The best veggie salad ever
“My food philosophy is simple – lots of colours, lots of vegetables and lots of flavour,” says Carla, “Stick to this and you will always feel full, healthy and full of energy. I’ve designed this recipe so you can cook a satisfying dinner that will fill you up and make sure you jump out of bed in the morning.”
2 cobs of corn
1 long red chilli
2 sprigs coriander
2 sprigs mint
3 yellow squash
2 medium zucchini
2 tbsp toasted sunflower seeds
1 tbsp white sesame seeds
1 tbsp black sesame seeds
2 spring onions
1 x 300g firm tofu
1 tbsp tamari
1/2 tbsp maple syrup
1/2 tbsp rice wine vinegar
Start by grouping and preparing your ingredients into each of the components of the dish. Rinse vegetables and herbs.

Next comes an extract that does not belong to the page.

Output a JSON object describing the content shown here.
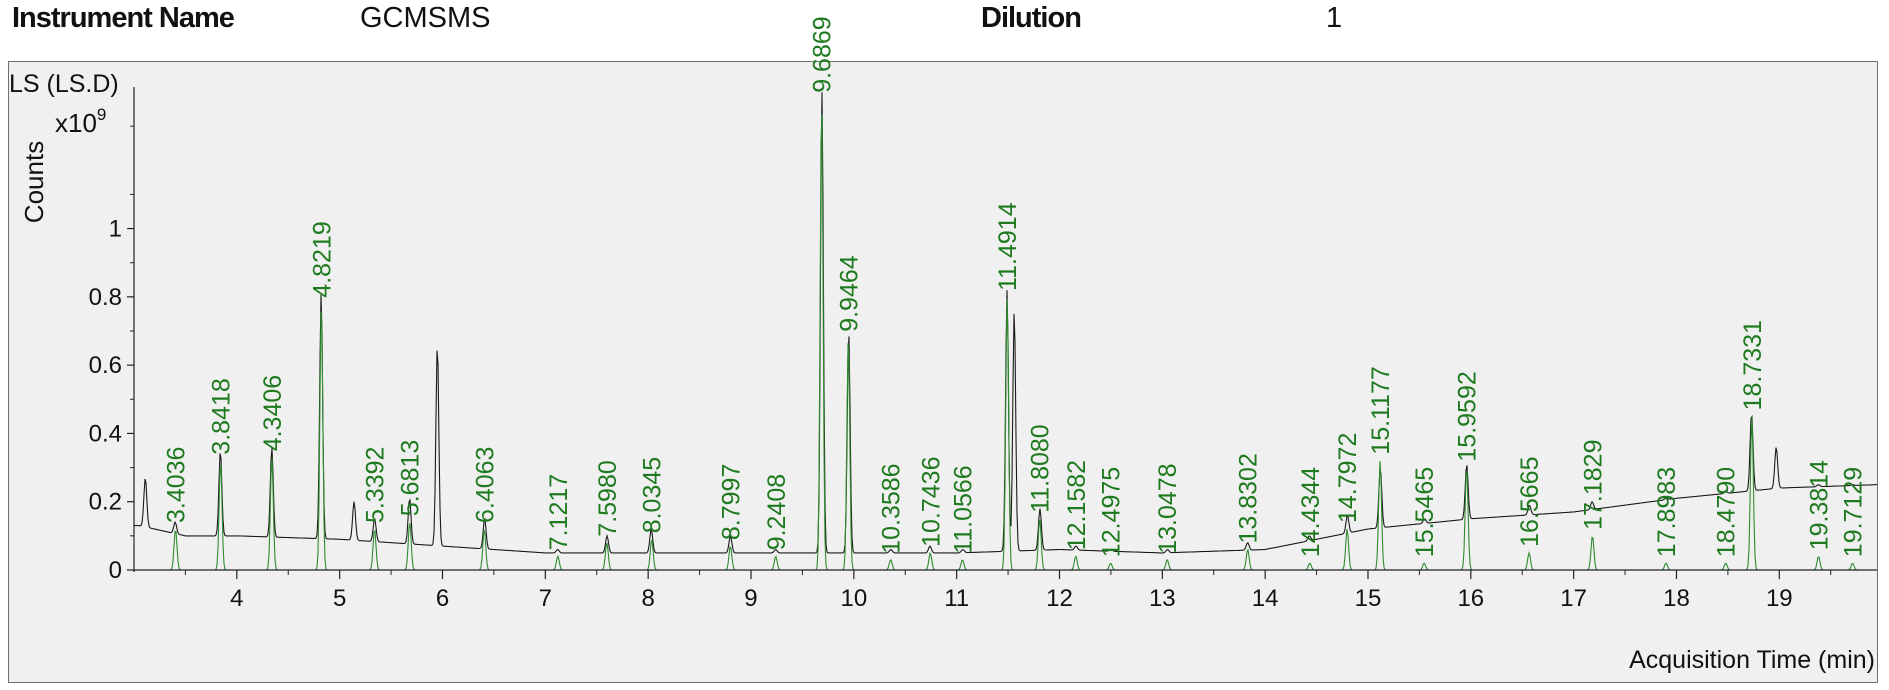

- Remove the husks from the corn and bring a large pot of salted water to the boil. Cook until bright yellow and tender, about 3 minutes. Remove and set aside to cool.

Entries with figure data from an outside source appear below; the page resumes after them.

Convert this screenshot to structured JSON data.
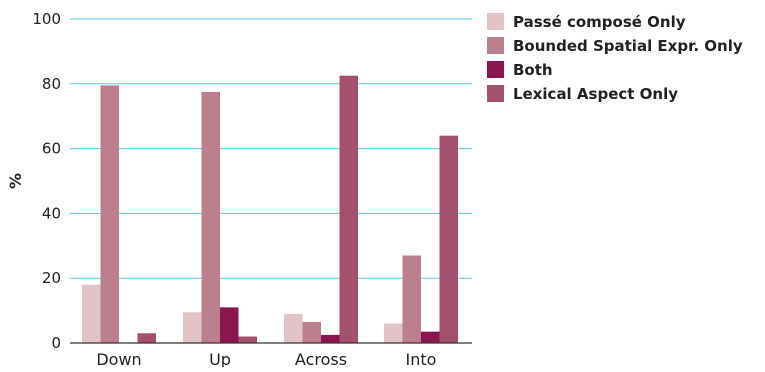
{
  "chart_data": {
    "type": "bar",
    "title": "",
    "xlabel": "",
    "ylabel": "%",
    "ylim": [
      0,
      100
    ],
    "yticks": [
      0,
      20,
      40,
      60,
      80,
      100
    ],
    "grid": true,
    "legend_placement": "top-right",
    "categories": [
      "Down",
      "Up",
      "Across",
      "Into"
    ],
    "series": [
      {
        "name": "Passé composé Only",
        "color": "#e2c3c8",
        "values": [
          18,
          9.5,
          9,
          6
        ]
      },
      {
        "name": "Bounded Spatial Expr. Only",
        "color": "#bb7f8e",
        "values": [
          79.5,
          77.5,
          6.5,
          27
        ]
      },
      {
        "name": "Both",
        "color": "#8a1650",
        "values": [
          0,
          11,
          2.5,
          3.5
        ]
      },
      {
        "name": "Lexical Aspect Only",
        "color": "#a3506d",
        "values": [
          3,
          2,
          82.5,
          64
        ]
      }
    ],
    "gridline_color": "#5bc8e6",
    "axis_color": "#333333"
  }
}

- Remove ends of the zucchini. Using a peeler or mandolin, carefully slice into long, thin ribbons. Rotate as you go. Use a zoodler if you have one.
- Trim ends of squash and thinly slice into rounds.

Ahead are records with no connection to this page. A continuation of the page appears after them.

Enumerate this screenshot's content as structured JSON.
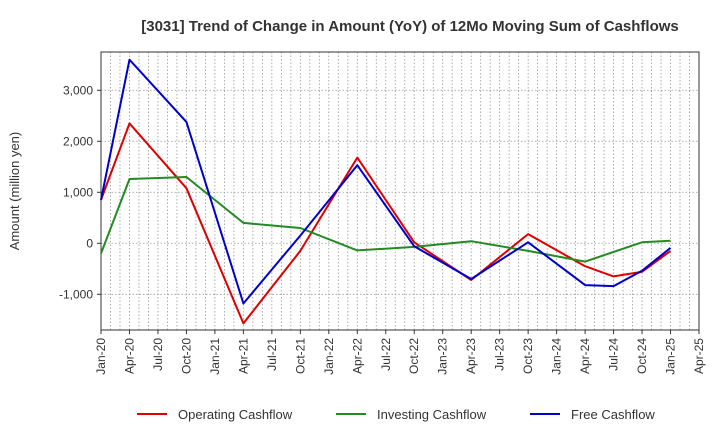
{
  "chart_data": {
    "type": "line",
    "title": "[3031]  Trend of Change in Amount (YoY) of 12Mo Moving Sum of Cashflows",
    "xlabel": "",
    "ylabel": "Amount (million yen)",
    "ylim": [
      -1700,
      3750
    ],
    "yticks": [
      -1000,
      0,
      1000,
      2000,
      3000
    ],
    "ytick_labels": [
      "-1,000",
      "0",
      "1,000",
      "2,000",
      "3,000"
    ],
    "x_tick_labels": [
      "Jan-20",
      "Apr-20",
      "Jul-20",
      "Oct-20",
      "Jan-21",
      "Apr-21",
      "Jul-21",
      "Oct-21",
      "Jan-22",
      "Apr-22",
      "Jul-22",
      "Oct-22",
      "Jan-23",
      "Apr-23",
      "Jul-23",
      "Oct-23",
      "Jan-24",
      "Apr-24",
      "Jul-24",
      "Oct-24",
      "Jan-25",
      "Apr-25"
    ],
    "grid": true,
    "legend_position": "bottom",
    "series": [
      {
        "name": "Operating Cashflow",
        "color": "#dd0000",
        "x": [
          "Jan-20",
          "Apr-20",
          "Oct-20",
          "Apr-21",
          "Oct-21",
          "Apr-22",
          "Oct-22",
          "Apr-23",
          "Oct-23",
          "Apr-24",
          "Jul-24",
          "Oct-24",
          "Jan-25"
        ],
        "values": [
          850,
          2350,
          1080,
          -1570,
          -150,
          1680,
          20,
          -720,
          180,
          -450,
          -650,
          -560,
          -150
        ]
      },
      {
        "name": "Investing Cashflow",
        "color": "#228b22",
        "x": [
          "Jan-20",
          "Apr-20",
          "Oct-20",
          "Apr-21",
          "Oct-21",
          "Apr-22",
          "Oct-22",
          "Apr-23",
          "Oct-23",
          "Apr-24",
          "Oct-24",
          "Jan-25"
        ],
        "values": [
          -200,
          1260,
          1300,
          400,
          300,
          -140,
          -70,
          40,
          -150,
          -360,
          20,
          50
        ]
      },
      {
        "name": "Free Cashflow",
        "color": "#0000cc",
        "x": [
          "Jan-20",
          "Apr-20",
          "Oct-20",
          "Apr-21",
          "Oct-21",
          "Apr-22",
          "Oct-22",
          "Apr-23",
          "Oct-23",
          "Apr-24",
          "Jul-24",
          "Oct-24",
          "Jan-25"
        ],
        "values": [
          850,
          3600,
          2380,
          -1180,
          150,
          1530,
          -60,
          -700,
          20,
          -820,
          -840,
          -540,
          -90
        ]
      }
    ]
  }
}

- Roughly chop mint and coriander leaves. Finely slice spring onions and chilli (to taste).
- Heat a nonstick fry pan to a medium high heat. Once hot, add a drizzle of olive oil. Slice tofu into 1.5cm thick pieces and pat dry with a paper towel. Place tofu in pan and cook for 5 minutes each side until golden.
- Cut kernels from cobs and place in a large bowl. Add zucchini, chopped herbs, spring onions, seeds and chilli (optional).
- In a bowl whisk together tamari, maple syrup, rice wine vinegar, a drizzle of olive or coconut oil, juice of a lime, salt and pepper.
- To serve, place salad in bowls and top with tofu.